161

The usual constructor of ArrayList is:

ArrayList<?> list = new ArrayList<>();

But there is also an overloaded constructor with a parameter for its initial capacity:

ArrayList<?> list = new ArrayList<>(20);

Why is it useful to create an ArrayList with an initial capacity when we can append to it as we please?

Rob
  • 15,732
  • 22
  • 69
  • 107
  • 17
    Have you tried to see the ArrayList source code? – AmitG Mar 15 '13 at 10:45
  • @Joachim Sauer: Sometime we get a cognizance when we read source carefully. I was giving a try if he has read the source. I understood your aspect. Thanks. – AmitG Mar 15 '13 at 13:11
  • ArrayList is poor performing period, why would you want to use such a structure – PositiveGuy Mar 30 '13 at 04:29
  • 1
    possible duplicate of [what's meant by parameter (int initial capacity) in an arraylist](http://stackoverflow.com/questions/4172480/whats-meant-by-parameter-int-initial-capacity-in-an-arraylist) – Patrick May 13 '13 at 11:23

11 Answers11

207

If you know in advance what the size of the ArrayList is going to be, it is more efficient to specify the initial capacity. If you don't do this, the internal array will have to be repeatedly reallocated as the list grows.

The larger the final list, the more time you save by avoiding the reallocations.

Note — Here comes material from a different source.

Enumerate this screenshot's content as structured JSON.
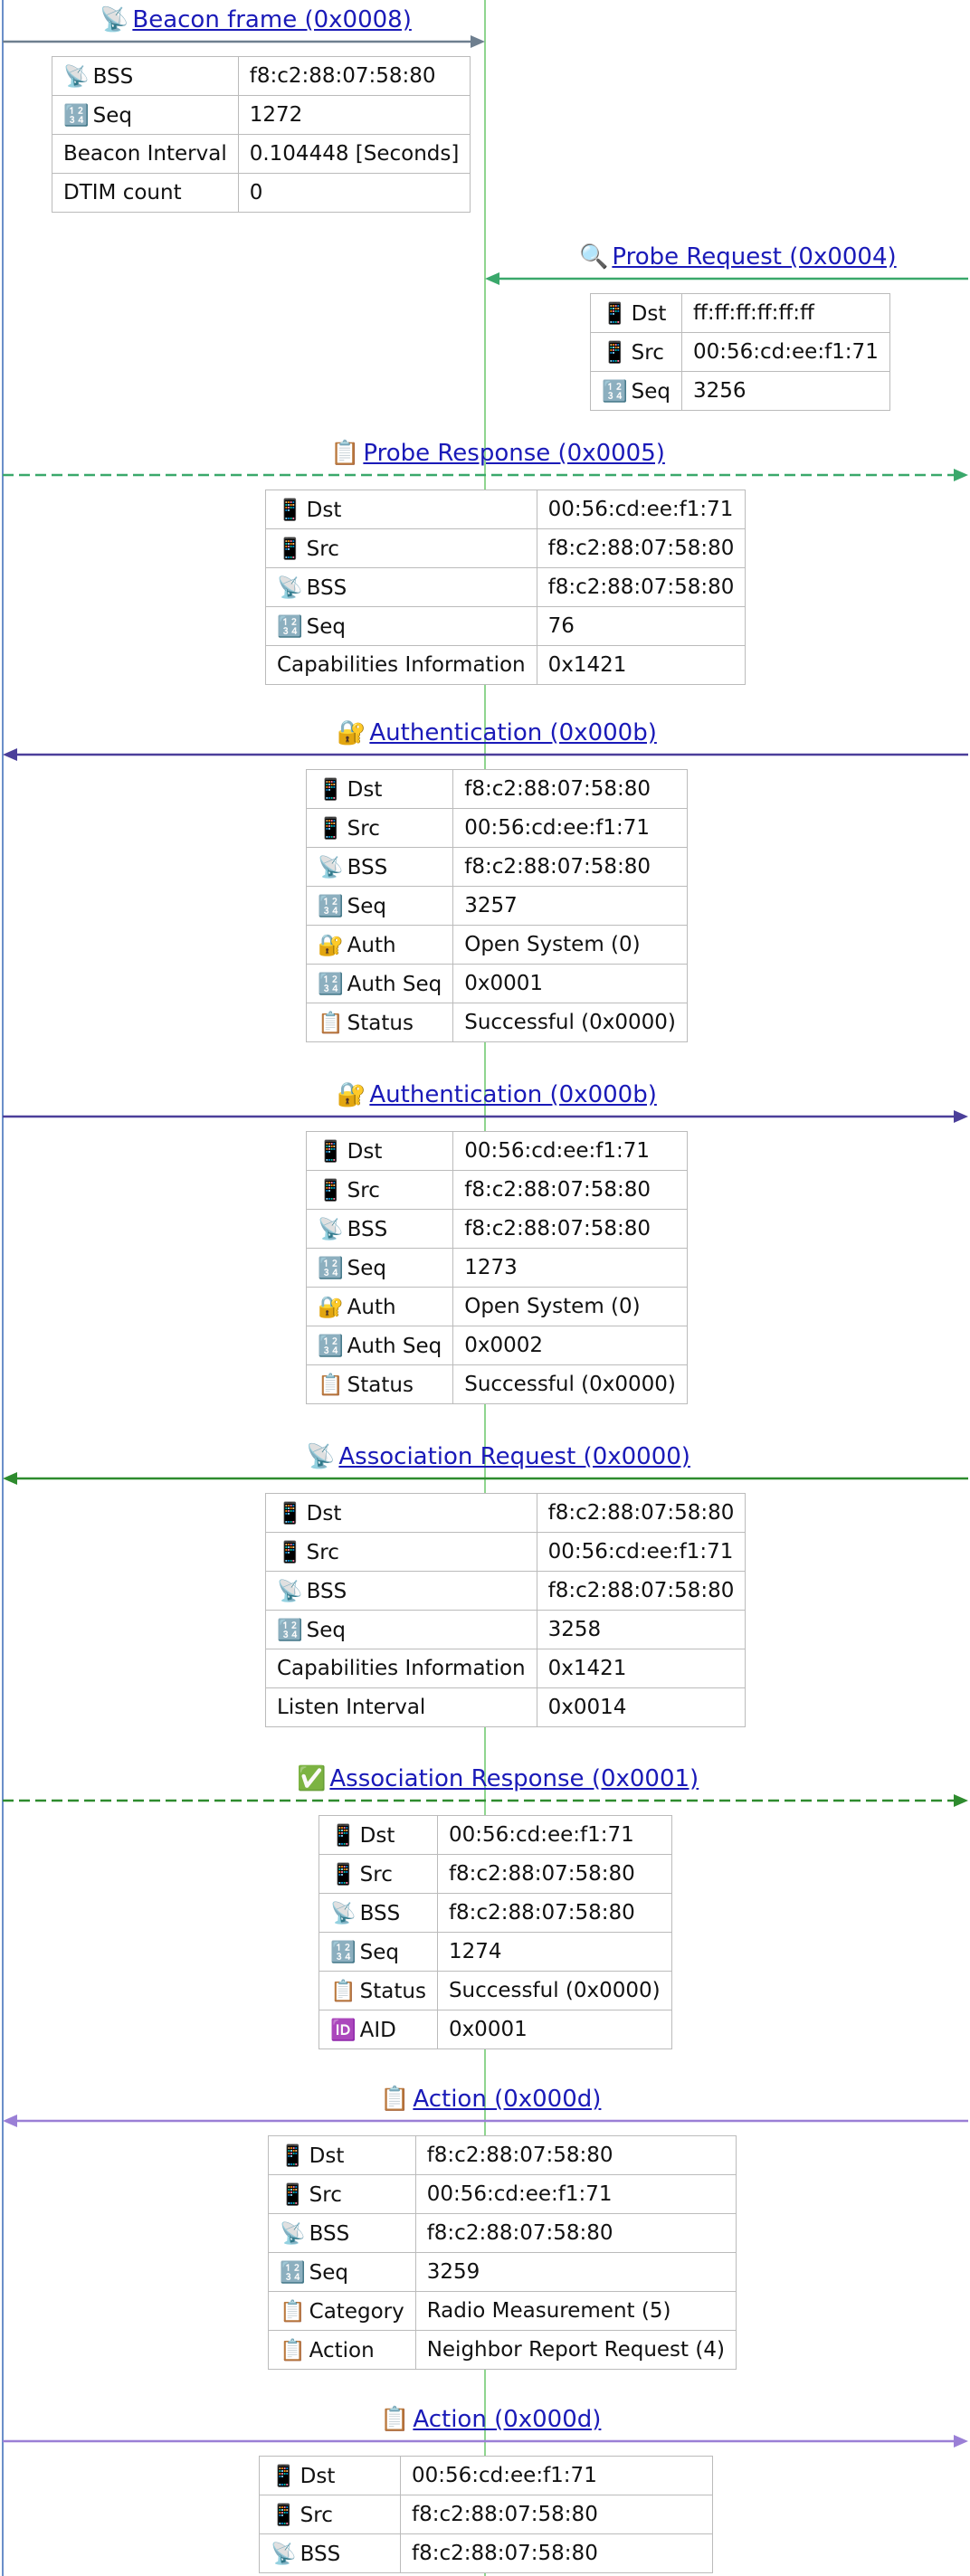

That said, even without pre-allocation, inserting n elements at the back of an ArrayList is guaranteed to take total O(n) time. In other words, appending an element is an amortized constant-time operation. This is achieved by having each reallocation increase the size of the array exponentially, typically by a factor of 1.5. With this approach, the total number of operations can be shown to be O(n).

NPE
  • 486,780
  • 108
  • 951
  • 1,012
  • 5
    While pre-allocating known sizes is a good idea, not doing it is usually not terrible: you will need about *log(n)* re-allocations for a list with a final size of *n*, which is not a lot. – Joachim Sauer Mar 15 '13 at 11:48
  • 1
    So why isn't it `O(nlogn)`, since it's reallocated at every power of 1.5 (more or less)? – Peter Olson Mar 15 '13 at 15:43
  • 3
    @PeterOlson `O(n log n)` would be doing `log n` work `n` times. That's a gross overestimate (though *technically* correct with big O due to it being an upper bound). It copies s + s*1.5 + s*1.5^2 + ... + s*1.5^m (such that s*1.5^m < n < s*1.5^(m+1)) elements in total. I'm no good at sums so I can't give you the precise math off the top of my head (for resizing factor 2, it's 2n, so it may be 1.5n give or take a small constant), but it doesn't take too much squinting to see that this sum is at most a constant factor larger than n. So it takes O(k*n) copies, which is of course O(n). –  Mar 15 '13 at 16:03
  • @NPE Pah, that's cheating ;-) –  Mar 15 '13 at 16:10
  • 1
    @delnan: Can't argue with that! ;) BTW, I really liked your squinting argument; will add it to my repertoire of tricks. – NPE Mar 15 '13 at 16:17
  • 6
    It's easier to do the argument with doubling. Suppose you double when full, starting with one element. Suppose you want to insert 8 elements. Insert one (cost: 1). Insert two -- double, copy one element and insert two (cost: 2). Insert three -- double, copy two elements, insert three (cost: 3). Insert four (cost: 1). Insert five -- double, copy four elements, insert five (cost: 5). Insert six, seven and eight (cost: 3). Total cost: 1 + 2 + 3 + 1 + 5 + 3 = 16, which is *twice* the number of elements inserted. From this sketch you can prove that the *average* cost is *two per insert* in general. – Eric Lippert Mar 15 '13 at 16:55
  • 9
    That's the cost *in time*. You can also see though that the amount of *wasted space* changed over time, being 0% some of the time and close to 100% some of the time. Changing the factor from 2 to 1.5 or 4 or 100 or whatever changes the average amount of wasted space and the average amount of time spent copying, but the time complexity remains linear on average no matter what the factor is. – Eric Lippert Mar 15 '13 at 16:58
  • For a very large list, does repeated reallocation to accommodate more entries have any material impact on heap space? – raffian Aug 26 '13 at 20:44
  • 1
    the initial capacity is REALLY important when dealing with large number of items. for instance, I had a bug in my ETL application which was related to this topic. I got it resolved by increasing this init capacity from 1000 to 10,000. it was making a huge trouble for me for months but I noticed that when number of processing files are exceeding 1000 my application panics. and interestingly, the issue totally recovered by increasing this parameter. thank you guys, – mostafa.S Apr 18 '15 at 09:29
  • agree with user395760, while i don't agree with @Joachim Sauer. –  Apr 22 '21 at 15:39
42

Because ArrayList is a dynamically resizing array data structure, which means it is implemented as an array with an initial (default) fixed size. When this gets filled up, the array will be extended to a double sized one. This operation is costly, so you want as few as possible.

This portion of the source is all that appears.